How a Cloud Centre of Excellence Can Help

If you are a Services Provider and your customer gives you bad feedback about cost, speed and value, you change or go out of business.

In my perception, Cloud Centres of Excellence (‘CcoE’) could define themselves as an external Service Provider and in a very similar way change how they operate. This will enable them to Sell their added value to the business and uncover and embrace Shadow Cloud IT. And label Shadow IT as Customers…

“The only way we can ensure that we perform better than our competitors is by getting closer to the customer, understanding their challenges and delivering solutions that provide what they need. If IT is seen as a trusted advisor and is agile enough to provide what is needed, when it’s needed, there is no reason for the customer to look elsewhere.”

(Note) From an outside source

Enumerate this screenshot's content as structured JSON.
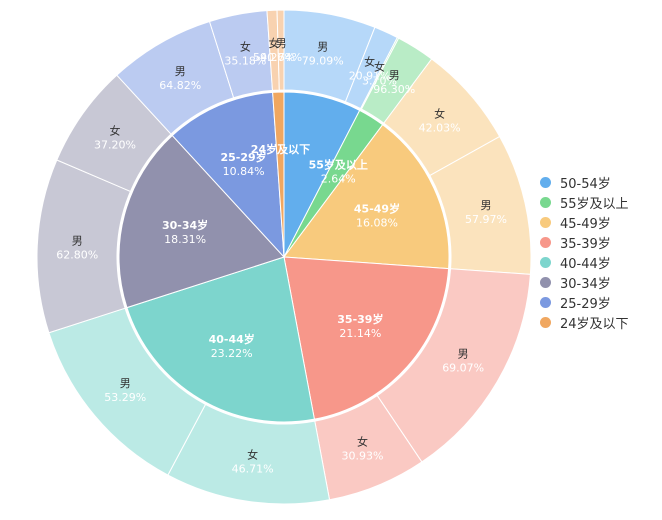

More specifically, CcoEs could for their (potential) Customers:

  1. First and foremost, market and advertise the benefits of engaging with the CcoE; and use social media and internally facing websites to track down potential Customers.
  2. Actively bid for work through compelling proposals. Manage the delivery of ‘wins’ just like any external Service Provider would, ideally at a fixed or shared benefits basis.
  3. Adopt a Net Promotor Score target, and regularly pole their Customers. Really do something with the feedback received and obviously publish the NPS target and score.
  4. Provide Cloud at Lowest Possible Cost through strongly negotiating Enterprise Agreements and associated discounts. Actively remove Cloud Wastage as a norm.
  5. Create knowledge and code repositories that can be accessed by their Customers so as to help them accelerate.
  6. Provide DevOps, SecOps, FinOps, AIOps etc. as a truly competitive, value added and best in class service.

The CcoE is uniquely positioned through insider knowledge, contacts and industry expertise. They should always win against external competition. And if they don’t, then that is just another lesson learned towards the path of excellence and business growth.

How a Cloud Centre of Excellence Can Help Through FinOps

One of the easiest and most impactful ways may be engaging with and indeed uncovering Shadow IT – new Customers – through FinOps. And then lead that charge through achieving benefits.

On average, over 25% of cloud cost is incurred due to wastage. We define wastage as every $ of spend that can be saved or avoided without offsetting cost or impacts elsewhere.

A CcoE heavily published and advertised mission could be to Help Customers Remove Cloud Wastage. Given 25% or more of spend back to your Customer without negatively impacting what they do is a powerful message. Translate this into additional resources they can put onto their most critical projects and you make new friends and gain new Customers quickly.

Once that message lands, engage on Financial Architecture Patterns as guidance for cost avoidance on future projects. Tap into challenges most businesses have when it comes to cloud cost: lack of information, inability to optimise, and ever-increasing complexity of (billing) operation.